The tokenizer was the most frustrating part. Unicode normalization has corner cases I never imagined. Combining characters, surrogate pairs, CJK ranges that span multiple Unicode blocks. Every edge case matters because tokens are the input to the model and there's no error correction downstream. If you get one token wrong, the embedding is wrong. I verified against HuggingFace's tokenizer on hundreds of inputs before I trusted it.
OpenMP is underrated for this kind of workload. People reach for complex threading libraries when a simple #pragma omp parallel for on the right loop gives 80% of the theoretical speedup. The 2D tiling trick was important for keeping all cores busy, but the actual parallelism is just one line of code.

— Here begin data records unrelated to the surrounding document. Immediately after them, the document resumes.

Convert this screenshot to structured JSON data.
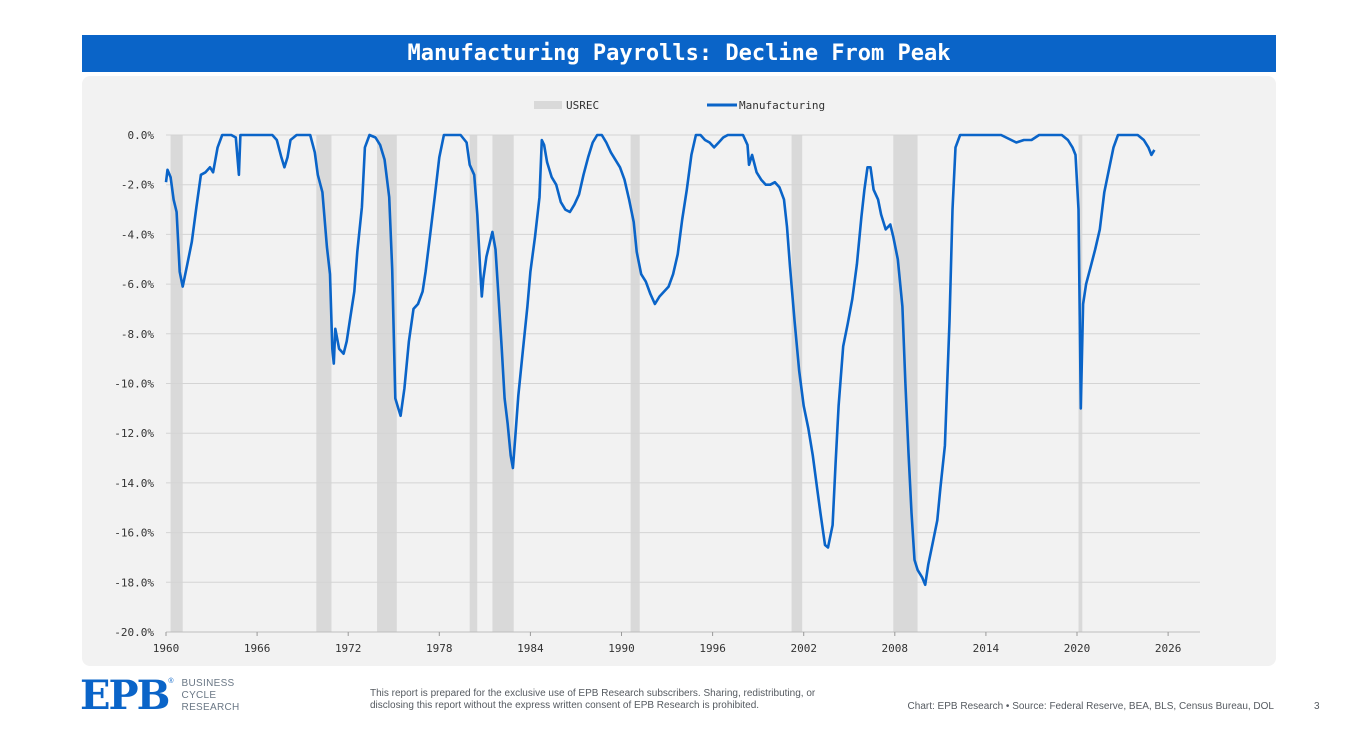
{
  "header": {
    "title": "Manufacturing Payrolls: Decline From Peak"
  },
  "footer": {
    "logo_text": "EPB",
    "logo_mark": "®",
    "logo_subtitle": [
      "BUSINESS",
      "CYCLE",
      "RESEARCH"
    ],
    "disclaimer": "This report is prepared for the exclusive use of EPB Research subscribers. Sharing, redistributing, or disclosing this report without the express written consent of EPB Research is prohibited.",
    "source": "Chart: EPB Research  •  Source: Federal Reserve, BEA, BLS, Census Bureau, DOL",
    "page_number": "3"
  },
  "colors": {
    "accent": "#0a64c8",
    "line": "#0a64c8",
    "recession": "#d9d9d9",
    "panel": "#f2f2f2"
  },
  "chart_data": {
    "type": "line",
    "title": "Manufacturing Payrolls: Decline From Peak",
    "xlabel": "",
    "ylabel": "",
    "xlim": [
      1960,
      2028.1
    ],
    "ylim": [
      -20,
      0
    ],
    "x_ticks": [
      "1960",
      "1966",
      "1972",
      "1978",
      "1984",
      "1990",
      "1996",
      "2002",
      "2008",
      "2014",
      "2020",
      "2026"
    ],
    "y_ticks": [
      "0.0%",
      "-2.0%",
      "-4.0%",
      "-6.0%",
      "-8.0%",
      "-10.0%",
      "-12.0%",
      "-14.0%",
      "-16.0%",
      "-18.0%",
      "-20.0%"
    ],
    "grid": true,
    "legend": {
      "position": "top",
      "entries": [
        "USREC",
        "Manufacturing"
      ]
    },
    "recessions": [
      {
        "start": 1960.3,
        "end": 1961.1
      },
      {
        "start": 1969.9,
        "end": 1970.9
      },
      {
        "start": 1973.9,
        "end": 1975.2
      },
      {
        "start": 1980.0,
        "end": 1980.5
      },
      {
        "start": 1981.5,
        "end": 1982.9
      },
      {
        "start": 1990.6,
        "end": 1991.2
      },
      {
        "start": 2001.2,
        "end": 2001.9
      },
      {
        "start": 2007.9,
        "end": 2009.5
      },
      {
        "start": 2020.1,
        "end": 2020.35
      }
    ],
    "series": [
      {
        "name": "Manufacturing",
        "points": [
          [
            1960.0,
            -1.9
          ],
          [
            1960.1,
            -1.4
          ],
          [
            1960.3,
            -1.7
          ],
          [
            1960.5,
            -2.6
          ],
          [
            1960.7,
            -3.1
          ],
          [
            1960.9,
            -5.5
          ],
          [
            1961.1,
            -6.1
          ],
          [
            1961.4,
            -5.2
          ],
          [
            1961.7,
            -4.3
          ],
          [
            1962.0,
            -2.9
          ],
          [
            1962.3,
            -1.6
          ],
          [
            1962.6,
            -1.5
          ],
          [
            1962.9,
            -1.3
          ],
          [
            1963.1,
            -1.5
          ],
          [
            1963.4,
            -0.5
          ],
          [
            1963.7,
            0.0
          ],
          [
            1964.0,
            0.0
          ],
          [
            1964.3,
            0.0
          ],
          [
            1964.6,
            -0.1
          ],
          [
            1964.8,
            -1.6
          ],
          [
            1964.9,
            0.0
          ],
          [
            1965.5,
            0.0
          ],
          [
            1966.5,
            0.0
          ],
          [
            1967.0,
            0.0
          ],
          [
            1967.3,
            -0.2
          ],
          [
            1967.6,
            -0.9
          ],
          [
            1967.8,
            -1.3
          ],
          [
            1968.0,
            -0.9
          ],
          [
            1968.2,
            -0.2
          ],
          [
            1968.6,
            0.0
          ],
          [
            1969.0,
            0.0
          ],
          [
            1969.5,
            0.0
          ],
          [
            1969.8,
            -0.7
          ],
          [
            1970.0,
            -1.6
          ],
          [
            1970.3,
            -2.3
          ],
          [
            1970.6,
            -4.5
          ],
          [
            1970.8,
            -5.6
          ],
          [
            1970.95,
            -8.6
          ],
          [
            1971.05,
            -9.2
          ],
          [
            1971.15,
            -7.8
          ],
          [
            1971.4,
            -8.6
          ],
          [
            1971.7,
            -8.8
          ],
          [
            1971.9,
            -8.3
          ],
          [
            1972.1,
            -7.5
          ],
          [
            1972.4,
            -6.3
          ],
          [
            1972.6,
            -4.7
          ],
          [
            1972.9,
            -2.9
          ],
          [
            1973.1,
            -0.5
          ],
          [
            1973.4,
            0.0
          ],
          [
            1973.8,
            -0.1
          ],
          [
            1974.1,
            -0.4
          ],
          [
            1974.4,
            -1.0
          ],
          [
            1974.7,
            -2.5
          ],
          [
            1974.9,
            -5.4
          ],
          [
            1975.1,
            -10.6
          ],
          [
            1975.3,
            -11.0
          ],
          [
            1975.45,
            -11.3
          ],
          [
            1975.7,
            -10.2
          ],
          [
            1976.0,
            -8.3
          ],
          [
            1976.3,
            -7.0
          ],
          [
            1976.6,
            -6.8
          ],
          [
            1976.9,
            -6.3
          ],
          [
            1977.1,
            -5.5
          ],
          [
            1977.4,
            -4.0
          ],
          [
            1977.7,
            -2.5
          ],
          [
            1978.0,
            -0.9
          ],
          [
            1978.3,
            0.0
          ],
          [
            1978.8,
            0.0
          ],
          [
            1979.4,
            0.0
          ],
          [
            1979.8,
            -0.3
          ],
          [
            1980.0,
            -1.2
          ],
          [
            1980.3,
            -1.6
          ],
          [
            1980.5,
            -3.2
          ],
          [
            1980.7,
            -5.5
          ],
          [
            1980.8,
            -6.5
          ],
          [
            1980.9,
            -5.8
          ],
          [
            1981.1,
            -4.9
          ],
          [
            1981.3,
            -4.4
          ],
          [
            1981.5,
            -3.9
          ],
          [
            1981.7,
            -4.6
          ],
          [
            1981.9,
            -6.5
          ],
          [
            1982.1,
            -8.5
          ],
          [
            1982.3,
            -10.6
          ],
          [
            1982.5,
            -11.6
          ],
          [
            1982.7,
            -12.9
          ],
          [
            1982.85,
            -13.4
          ],
          [
            1983.0,
            -12.2
          ],
          [
            1983.2,
            -10.5
          ],
          [
            1983.5,
            -8.7
          ],
          [
            1983.8,
            -6.9
          ],
          [
            1984.0,
            -5.5
          ],
          [
            1984.3,
            -4.1
          ],
          [
            1984.6,
            -2.5
          ],
          [
            1984.75,
            -0.2
          ],
          [
            1984.9,
            -0.4
          ],
          [
            1985.1,
            -1.1
          ],
          [
            1985.4,
            -1.7
          ],
          [
            1985.7,
            -2.0
          ],
          [
            1986.0,
            -2.7
          ],
          [
            1986.3,
            -3.0
          ],
          [
            1986.6,
            -3.1
          ],
          [
            1986.9,
            -2.8
          ],
          [
            1987.2,
            -2.4
          ],
          [
            1987.5,
            -1.6
          ],
          [
            1987.8,
            -0.9
          ],
          [
            1988.1,
            -0.3
          ],
          [
            1988.4,
            0.0
          ],
          [
            1988.7,
            0.0
          ],
          [
            1989.0,
            -0.3
          ],
          [
            1989.3,
            -0.7
          ],
          [
            1989.6,
            -1.0
          ],
          [
            1989.9,
            -1.3
          ],
          [
            1990.2,
            -1.8
          ],
          [
            1990.5,
            -2.6
          ],
          [
            1990.8,
            -3.5
          ],
          [
            1991.0,
            -4.7
          ],
          [
            1991.3,
            -5.6
          ],
          [
            1991.6,
            -5.9
          ],
          [
            1991.9,
            -6.4
          ],
          [
            1992.2,
            -6.8
          ],
          [
            1992.5,
            -6.5
          ],
          [
            1992.8,
            -6.3
          ],
          [
            1993.1,
            -6.1
          ],
          [
            1993.4,
            -5.6
          ],
          [
            1993.7,
            -4.8
          ],
          [
            1994.0,
            -3.4
          ],
          [
            1994.3,
            -2.2
          ],
          [
            1994.6,
            -0.8
          ],
          [
            1994.9,
            0.0
          ],
          [
            1995.2,
            0.0
          ],
          [
            1995.5,
            -0.2
          ],
          [
            1995.8,
            -0.3
          ],
          [
            1996.1,
            -0.5
          ],
          [
            1996.4,
            -0.3
          ],
          [
            1996.7,
            -0.1
          ],
          [
            1997.0,
            0.0
          ],
          [
            1997.5,
            0.0
          ],
          [
            1998.0,
            0.0
          ],
          [
            1998.3,
            -0.4
          ],
          [
            1998.4,
            -1.2
          ],
          [
            1998.6,
            -0.8
          ],
          [
            1998.9,
            -1.5
          ],
          [
            1999.2,
            -1.8
          ],
          [
            1999.5,
            -2.0
          ],
          [
            1999.8,
            -2.0
          ],
          [
            2000.1,
            -1.9
          ],
          [
            2000.4,
            -2.1
          ],
          [
            2000.7,
            -2.6
          ],
          [
            2000.9,
            -3.7
          ],
          [
            2001.1,
            -5.3
          ],
          [
            2001.4,
            -7.5
          ],
          [
            2001.7,
            -9.5
          ],
          [
            2002.0,
            -10.9
          ],
          [
            2002.3,
            -11.8
          ],
          [
            2002.6,
            -12.9
          ],
          [
            2002.9,
            -14.3
          ],
          [
            2003.1,
            -15.2
          ],
          [
            2003.4,
            -16.5
          ],
          [
            2003.6,
            -16.6
          ],
          [
            2003.9,
            -15.7
          ],
          [
            2004.1,
            -13.2
          ],
          [
            2004.3,
            -10.9
          ],
          [
            2004.6,
            -8.5
          ],
          [
            2004.9,
            -7.6
          ],
          [
            2005.2,
            -6.6
          ],
          [
            2005.5,
            -5.2
          ],
          [
            2005.8,
            -3.3
          ],
          [
            2006.0,
            -2.2
          ],
          [
            2006.2,
            -1.3
          ],
          [
            2006.4,
            -1.3
          ],
          [
            2006.6,
            -2.2
          ],
          [
            2006.9,
            -2.6
          ],
          [
            2007.1,
            -3.2
          ],
          [
            2007.4,
            -3.8
          ],
          [
            2007.7,
            -3.6
          ],
          [
            2007.9,
            -4.1
          ],
          [
            2008.2,
            -5.0
          ],
          [
            2008.5,
            -6.9
          ],
          [
            2008.7,
            -10.0
          ],
          [
            2008.9,
            -12.8
          ],
          [
            2009.1,
            -15.2
          ],
          [
            2009.3,
            -17.1
          ],
          [
            2009.5,
            -17.5
          ],
          [
            2009.8,
            -17.8
          ],
          [
            2010.0,
            -18.1
          ],
          [
            2010.2,
            -17.3
          ],
          [
            2010.5,
            -16.4
          ],
          [
            2010.8,
            -15.5
          ],
          [
            2011.0,
            -14.2
          ],
          [
            2011.3,
            -12.5
          ],
          [
            2011.6,
            -7.5
          ],
          [
            2011.8,
            -3.0
          ],
          [
            2012.0,
            -0.5
          ],
          [
            2012.3,
            0.0
          ],
          [
            2013.0,
            0.0
          ],
          [
            2014.0,
            0.0
          ],
          [
            2015.0,
            0.0
          ],
          [
            2016.0,
            -0.3
          ],
          [
            2016.5,
            -0.2
          ],
          [
            2017.0,
            -0.2
          ],
          [
            2017.5,
            0.0
          ],
          [
            2018.5,
            0.0
          ],
          [
            2019.0,
            0.0
          ],
          [
            2019.4,
            -0.2
          ],
          [
            2019.7,
            -0.5
          ],
          [
            2019.9,
            -0.8
          ],
          [
            2020.1,
            -3.0
          ],
          [
            2020.25,
            -11.0
          ],
          [
            2020.4,
            -6.8
          ],
          [
            2020.6,
            -6.0
          ],
          [
            2020.9,
            -5.3
          ],
          [
            2021.2,
            -4.6
          ],
          [
            2021.5,
            -3.8
          ],
          [
            2021.8,
            -2.3
          ],
          [
            2022.1,
            -1.4
          ],
          [
            2022.4,
            -0.5
          ],
          [
            2022.7,
            0.0
          ],
          [
            2023.0,
            0.0
          ],
          [
            2023.5,
            0.0
          ],
          [
            2024.0,
            0.0
          ],
          [
            2024.4,
            -0.2
          ],
          [
            2024.7,
            -0.5
          ],
          [
            2024.9,
            -0.8
          ],
          [
            2025.1,
            -0.6
          ]
        ]
      }
    ]
  }
}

The model format should be as dumb as possible. I store weights as a flat binary file. The vocabulary goes first (30522 entries, length-prefixed strings), then every weight tensor concatenated in layer order. No metadata headers, no version numbers, no compression. The converter is 80 lines of Python that reads HuggingFace safetensors and writes bytes. Loading the model is a single fread. Simple formats are easy to debug, easy to verify, and fast to load.
The API
The whole thing is about 1100 lines of C in a single file. The public interface is four functions:
nomic_ctx *nomic_load(const char *model_path);
void nomic_free(nomic_ctx *ctx);
float *nomic_embed(nomic_ctx *ctx, const char *text, int dim);
float nomic_similarity(const float *a, const float *b, int dim);
Load a model. Embed text. Compare embeddings. Free the model. The dim parameter controls Matryoshka truncation. Pass 768 for full precision, 256 for 3x less storage with minimal quality loss, or 64 if you need maximum speed and can tolerate some accuracy degradation. All returned embeddings are L2-normalized regardless of dimension.
#include "nomic.h"
#include <stdio.h>
#include <stdlib.h>
int main(void) {
nomic_ctx *ctx = nomic_load("nomic.nomicmodel");
float *a = nomic_embed(ctx, "search_query: What is deep learning?", 768);
float *b = nomic_embed(ctx, "search_document: Deep learning uses neural networks.", 768);
float *c = nomic_embed(ctx, "search_document: The recipe calls for flour.", 768);
printf("relevant: %.4f\n", nomic_similarity(a, b, 768));
printf("irrelevant: %.4f\n", nomic_similarity(a, c, 768));
free(a); free(b); free(c);
nomic_free(ctx);
}
Compile with gcc -O2 -DUSE_AVX2 -mavx2 -mfma -fopenmp, link -lm, and you have a self-contained embedding engine. No dependencies to install. No Python to configure. No Docker containers to pull. Just a C file, a header, and a model binary.
55 tests cover the full pipeline from tokenizer edge cases to end-to-end embedding verification against the HuggingFace reference implementation.